Сближение методологии естественных и гуманитарных наук
Н.Л. Гиндилис
В античности знание представляло собой целостность, не расчлененную на отдельные составляющие, где философские рассуждения сочетались с естественно-научными наблюдениями, размышлениями над вопросами права, морали, этики. В Средние века главной целью мыслителей являлось постижение замысла Бога, и поэтому основной их деятельностью становится экзегеза — осмысление и толкование текстов Священного Писания, что можно рассматривать как отправную точку современной герменевтики с ее стремлением понять, вжиться в мир другого времени, другой культуры, другого человека — того, что является основой и сутью гуманитарного знания. В то же время природа виделась как творение Бога, отражающее в себе его замысел, и требовала своего «прочтения», и эта установка выступала одной из предпосылок возникновения экспериментальной новоевропейской науки.
Возникновение и распространение экспериментального метода привели к формированию в XVI-XVП вв. классической науки, в которой механика играла роль ведущей дисциплины, являющейся образцом для остальных, и мир виделся через призму ее универсальных законов. Постепенно складывалась механистическая картина мира: реальность мыслилась как совокупность неделимых корпускул и тел, обладающих строго определенными свойствами, абсолютизировались такие научно-философские понятия, как «вещество» и «энергия», «движение» и «покой», «пространство» и «время», целое рассматривалось как простая сумма частей. Действительность выступала как линейная цепь событий, связанных причинно-следственными отношениями, и принцип механической причинности выступал в качестве единственного принципа объяснения и подразумевал жесткую взаимосвязь причины и следствия, строгий детерминизм.
В XIX в. на основе представлений классической науки представителями философского направления позитивизма, утвердившего науку в качестве высшей ценности и объявившего ее самодостаточность, была поставлена проблема демаркации. В начале ХХ в. неопозитивисты эксплицировали основные критерии научности знания, которые, по сути дела, представляли собой характеристики метода исследования. Будучи приверженцами эмпирической философии, позитивисты поставили во главу угла научного знания опыт и конкретный факт. Они утверждали, что опытные факты являются, с одной стороны, основой всякой научной теории, с другой — критерием истинности любого научного утверждения (требование верифицируемости); выдвигали принцип механической причинности (событие А совершается вследствие причины В) в качестве
единственного принципа научного объяснения; исключали влияние деятельности познающего субъекта на результаты полученного знания. При таком подходе только естественные дисциплины получали научный статус.
Позитивистская трактовка науки рассматривала эволюцию знания только в рамках его собственной логики (например, взаимодействия теории и опыта и т.п.), без учета социокультурных и субъективных факторов его развития и предлагала критерии научности внеисторические и ценностно-нейтральные по своему содержанию.

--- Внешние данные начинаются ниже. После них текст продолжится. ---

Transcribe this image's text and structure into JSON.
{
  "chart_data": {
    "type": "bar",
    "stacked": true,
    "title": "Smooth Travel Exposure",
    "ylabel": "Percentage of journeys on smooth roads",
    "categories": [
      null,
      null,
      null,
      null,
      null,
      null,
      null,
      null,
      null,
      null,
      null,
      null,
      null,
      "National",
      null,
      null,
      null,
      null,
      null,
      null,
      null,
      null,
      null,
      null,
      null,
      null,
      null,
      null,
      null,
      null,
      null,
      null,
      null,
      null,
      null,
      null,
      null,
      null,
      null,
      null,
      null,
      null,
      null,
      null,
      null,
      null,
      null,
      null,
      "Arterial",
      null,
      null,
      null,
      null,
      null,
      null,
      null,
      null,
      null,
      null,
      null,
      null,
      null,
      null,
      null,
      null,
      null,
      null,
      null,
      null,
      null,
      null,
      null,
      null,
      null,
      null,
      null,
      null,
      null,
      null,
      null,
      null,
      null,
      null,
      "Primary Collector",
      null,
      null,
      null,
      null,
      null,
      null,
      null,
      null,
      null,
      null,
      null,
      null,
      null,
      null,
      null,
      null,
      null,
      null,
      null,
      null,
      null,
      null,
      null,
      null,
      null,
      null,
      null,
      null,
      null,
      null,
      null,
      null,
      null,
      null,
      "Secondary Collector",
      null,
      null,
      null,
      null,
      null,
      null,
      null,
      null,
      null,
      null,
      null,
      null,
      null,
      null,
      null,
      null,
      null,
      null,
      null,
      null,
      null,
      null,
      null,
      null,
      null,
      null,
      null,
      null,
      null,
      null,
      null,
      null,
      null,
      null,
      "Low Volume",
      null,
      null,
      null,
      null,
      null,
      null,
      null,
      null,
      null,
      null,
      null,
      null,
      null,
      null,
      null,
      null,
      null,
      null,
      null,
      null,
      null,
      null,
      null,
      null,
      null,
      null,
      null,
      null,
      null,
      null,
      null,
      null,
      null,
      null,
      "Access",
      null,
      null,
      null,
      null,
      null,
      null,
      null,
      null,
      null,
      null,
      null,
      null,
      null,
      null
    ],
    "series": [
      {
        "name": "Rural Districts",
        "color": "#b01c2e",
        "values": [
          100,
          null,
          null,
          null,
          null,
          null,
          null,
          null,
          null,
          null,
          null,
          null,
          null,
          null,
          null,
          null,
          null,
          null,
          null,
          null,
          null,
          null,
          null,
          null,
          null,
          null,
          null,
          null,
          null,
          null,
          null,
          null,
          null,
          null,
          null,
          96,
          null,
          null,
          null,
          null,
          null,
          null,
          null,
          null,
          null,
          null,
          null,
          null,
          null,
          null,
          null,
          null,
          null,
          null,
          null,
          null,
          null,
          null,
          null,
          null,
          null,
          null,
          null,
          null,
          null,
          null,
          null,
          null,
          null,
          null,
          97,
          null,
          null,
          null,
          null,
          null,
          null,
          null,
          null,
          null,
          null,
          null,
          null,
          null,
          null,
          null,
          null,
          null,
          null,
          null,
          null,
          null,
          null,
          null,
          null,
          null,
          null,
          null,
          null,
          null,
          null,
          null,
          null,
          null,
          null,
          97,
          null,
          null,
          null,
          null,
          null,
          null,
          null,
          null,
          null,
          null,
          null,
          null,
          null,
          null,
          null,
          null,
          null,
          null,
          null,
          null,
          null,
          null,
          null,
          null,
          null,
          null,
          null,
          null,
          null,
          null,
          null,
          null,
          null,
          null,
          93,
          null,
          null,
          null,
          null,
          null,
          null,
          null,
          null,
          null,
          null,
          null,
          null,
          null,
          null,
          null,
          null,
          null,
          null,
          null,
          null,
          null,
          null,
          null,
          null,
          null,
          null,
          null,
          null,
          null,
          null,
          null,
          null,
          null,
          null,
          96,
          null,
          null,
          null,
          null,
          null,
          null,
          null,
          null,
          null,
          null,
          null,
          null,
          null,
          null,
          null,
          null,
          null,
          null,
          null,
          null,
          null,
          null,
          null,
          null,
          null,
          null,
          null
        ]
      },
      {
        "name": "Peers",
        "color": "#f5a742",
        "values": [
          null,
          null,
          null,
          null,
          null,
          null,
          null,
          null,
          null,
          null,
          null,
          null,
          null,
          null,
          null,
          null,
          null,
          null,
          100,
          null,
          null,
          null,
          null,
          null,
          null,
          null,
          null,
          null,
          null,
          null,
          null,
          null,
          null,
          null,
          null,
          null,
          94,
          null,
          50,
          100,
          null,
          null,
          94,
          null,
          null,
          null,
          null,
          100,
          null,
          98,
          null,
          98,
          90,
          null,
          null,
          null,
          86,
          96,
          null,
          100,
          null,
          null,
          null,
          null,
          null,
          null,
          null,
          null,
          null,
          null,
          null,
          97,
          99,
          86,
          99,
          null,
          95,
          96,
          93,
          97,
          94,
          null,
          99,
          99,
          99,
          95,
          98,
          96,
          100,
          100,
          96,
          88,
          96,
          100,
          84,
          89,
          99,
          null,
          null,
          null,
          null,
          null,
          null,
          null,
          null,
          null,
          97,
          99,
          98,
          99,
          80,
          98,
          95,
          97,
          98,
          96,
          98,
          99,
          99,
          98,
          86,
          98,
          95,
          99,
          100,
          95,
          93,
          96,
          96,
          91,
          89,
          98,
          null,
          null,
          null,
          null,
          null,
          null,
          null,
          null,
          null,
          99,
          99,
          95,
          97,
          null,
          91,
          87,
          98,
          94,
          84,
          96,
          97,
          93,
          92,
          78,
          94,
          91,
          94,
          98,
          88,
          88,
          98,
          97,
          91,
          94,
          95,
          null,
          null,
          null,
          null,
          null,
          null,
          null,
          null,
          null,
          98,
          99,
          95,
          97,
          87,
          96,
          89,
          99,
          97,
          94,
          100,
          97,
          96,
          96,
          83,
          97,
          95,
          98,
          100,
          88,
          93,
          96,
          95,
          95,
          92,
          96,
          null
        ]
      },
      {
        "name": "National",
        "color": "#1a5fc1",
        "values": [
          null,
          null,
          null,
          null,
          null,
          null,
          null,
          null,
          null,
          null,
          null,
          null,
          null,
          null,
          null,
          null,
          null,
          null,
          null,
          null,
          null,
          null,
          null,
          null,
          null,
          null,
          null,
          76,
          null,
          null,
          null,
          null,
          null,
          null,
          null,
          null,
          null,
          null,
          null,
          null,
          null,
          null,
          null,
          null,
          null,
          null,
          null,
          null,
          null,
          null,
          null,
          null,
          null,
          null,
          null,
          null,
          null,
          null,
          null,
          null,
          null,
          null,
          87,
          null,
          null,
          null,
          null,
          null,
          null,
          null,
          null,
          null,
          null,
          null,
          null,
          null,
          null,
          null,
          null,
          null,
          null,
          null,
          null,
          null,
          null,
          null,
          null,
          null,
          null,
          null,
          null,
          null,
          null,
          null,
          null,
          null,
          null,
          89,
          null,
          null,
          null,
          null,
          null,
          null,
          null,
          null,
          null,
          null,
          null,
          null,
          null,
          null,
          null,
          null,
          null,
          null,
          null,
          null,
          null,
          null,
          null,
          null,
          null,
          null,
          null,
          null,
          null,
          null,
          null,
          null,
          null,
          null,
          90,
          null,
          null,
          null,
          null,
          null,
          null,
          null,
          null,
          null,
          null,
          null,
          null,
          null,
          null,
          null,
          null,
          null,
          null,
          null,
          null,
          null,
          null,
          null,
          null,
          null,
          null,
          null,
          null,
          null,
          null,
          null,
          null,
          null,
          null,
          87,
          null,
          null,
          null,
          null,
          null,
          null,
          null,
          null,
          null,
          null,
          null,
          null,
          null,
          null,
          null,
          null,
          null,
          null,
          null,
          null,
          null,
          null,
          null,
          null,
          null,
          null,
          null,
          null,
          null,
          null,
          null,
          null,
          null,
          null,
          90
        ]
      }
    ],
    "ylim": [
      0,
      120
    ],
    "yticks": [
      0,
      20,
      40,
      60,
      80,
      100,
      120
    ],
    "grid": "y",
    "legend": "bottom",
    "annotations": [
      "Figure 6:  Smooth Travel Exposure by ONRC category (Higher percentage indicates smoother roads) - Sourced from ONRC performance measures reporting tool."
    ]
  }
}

В XIX в. через геологию, палеонтологию, биологию в науку постепенно входит идея развития, что расшатывает представление о неизменном, универсальном характере мироустройства. Это подкрепляется гуманитарными исследованиями разных культур. Так, во второй половине XVIII - первой половине XIX в. формируется научное востоковедение, заложившее основание сравнительного языкознания. Если классическая наука исследовала законы застывшего бытия, то теперь появляется интерес к механизмам его становления и разнообразия. Постепенно происходит осознание и того, что само научное знание, а также его нормы меняются в процессе его развития.

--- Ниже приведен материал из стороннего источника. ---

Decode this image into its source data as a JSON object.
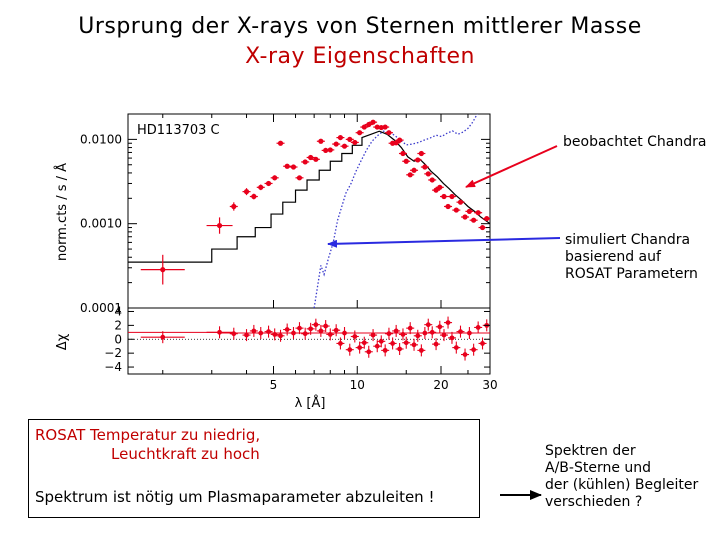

С проникновением в структуру микромира и возникновением квантовой физики в науку пришла статистическая причинность — когда предсказуемы стали не сами события, но их вероятность, и произошло осознание взаимосвязи объекта и субъекта познания, которое оказалось настолько глубоким, что отразилось на методологии научного знания в целом. Н. Бор, В. Гейзенберг и др. показали, что результаты наблюдений явлений микромира зависят от процедур наблюдения. Таким образом, в неклассической физике было продемонстрировано, что деятельность познающего субъекта не является индифферентной по отношению к объекту исследования, но непосредственным образом влияет на нее и входит в описание наблюдаемого объекта. А с открытием специальной теории относительности были разрушены господствовавшие в классической науке представления об абсолютном характере пространства и времени: при скоростях, близких к скорости света, пространство и время оказываются взаимозависимыми и образуют единый пространственно-временной континуум. В общей же теории относительности, по утверждению самого А. Эйнштейна, «представления о пространстве и времени, или кинематика, перестают быть фундаментальными, не зависимыми ни от чего понятиями физики. Геометрические характеристики тел, их поведение и ход часов зависят прежде всего от гравитационных полей, которые, в свою очередь, создаются материальными телами»1.

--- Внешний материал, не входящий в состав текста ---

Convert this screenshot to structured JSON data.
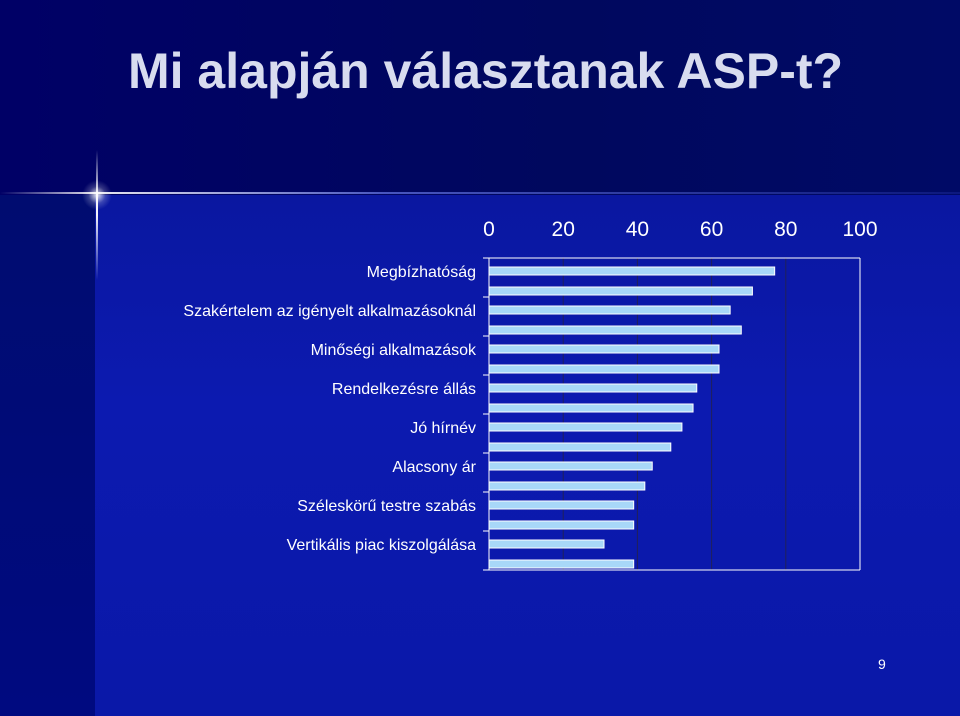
{
  "slide": {
    "title": "Mi alapján választanak ASP-t?",
    "page_number": "9"
  },
  "colors": {
    "background": "#00007a",
    "bar_fill": "#a8d8f8",
    "bar_stroke": "#ffffff",
    "text": "#ffffff"
  },
  "chart_data": {
    "type": "bar",
    "orientation": "horizontal",
    "title": "",
    "xlabel": "",
    "ylabel": "",
    "xlim": [
      0,
      100
    ],
    "x_ticks": [
      "0",
      "20",
      "40",
      "60",
      "80",
      "100"
    ],
    "x_axis_position": "top",
    "grid": true,
    "categories": [
      "Megbízhatóság",
      "Szakértelem az igényelt alkalmazásoknál",
      "Minőségi alkalmazások",
      "Rendelkezésre állás",
      "Jó hírnév",
      "Alacsony ár",
      "Széleskörű testre szabás",
      "Vertikális piac kiszolgálása"
    ],
    "series": [
      {
        "values": [
          77,
          65,
          62,
          56,
          52,
          44,
          39,
          31
        ]
      },
      {
        "values": [
          71,
          68,
          62,
          55,
          49,
          42,
          39,
          39
        ]
      }
    ]
  }
}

На смену классической науке пришла неклассическая наука, которая признала взаимообусловленность и взаимоопределяемость научных понятий; отказалась от безусловного примата эмпирического знания над теоретическим, констатировав теоретическую «нагруженность» всякого факта; в которой принцип причинности перестает играть роль единственного принципа научного объяснения, а процесс познания не выступает как прямолинейное восхождение к истине; в которой происходит замена представлений о мире в характеристиках жестких свойств и качеств на видение его как процесса изменяющихся состояний.
1 Эйнштейн А. Собрание научных трудов. Т. 1. М.: Наука, 1966. С. 680.
На новом уровне возродились представления о единстве мира, где каждый элемент равен по значимости остальным элементам и человек является одним из элементов этого единства, что ведет к установке не на подчинение природы, а на ее сохранение. Сциентистское мировоззрение обусловило двойственное отношение к человеку и природе. Именно познание законов природы долгое время составляло главную цель научного исследования, и в то же время научный подход лишал природу одухотворенности и телеологической причины, оставляя для нее лишь цепь механистических причинно-следственных связей. При этом человек виделся как незначащий винтик в структуре отлаженного механизма, не влияющий на законы его функционирования, и одновременно — как венец творения и мерило существующего миропорядка, из чего вытекала установка на порабощение человеком природы и господство над ней.
К концу ХХ столетия происходит осознание последствий этой установки и результатов научно-технической революции: аварии на атомных станциях, загрязнение окружающей среды, проблемы с «озоновой дырой», климатические изменения и т.п. Уже в 70-е годы прошлого века в обществе появляются и получают распространение антисциентистские настроения, происходит перенос акцентов с изучения неживой природы на исследование проблем, связанных с человеком.
Важнейшим событием неклассической науки явился пересмотр постулата о нейтральности наблюдателя в процессе познания. Уже в XIX в. исследователи обратили внимание на то, что показания наблюдений различны у разных наблюдателей. Так, в 1820 г. немецкий астроном Ф.В. Бессель, сравнив фиксацию времени прохождения звезды через меридиан у ряда наблюдателей, констатировал несовпадение данных. Результаты наблюдения определялись, помимо прочих факторов, временем реакции наблюдателя. Появилось понятие «ошибки наблюдателя», которой, в общем-то, можно пренебречь, и в целом для классической науки было характерно допущение о независимости результатов наблюдения от наблюдателя. Считалось, что исследователь никоим образом не влияет на объект исследования.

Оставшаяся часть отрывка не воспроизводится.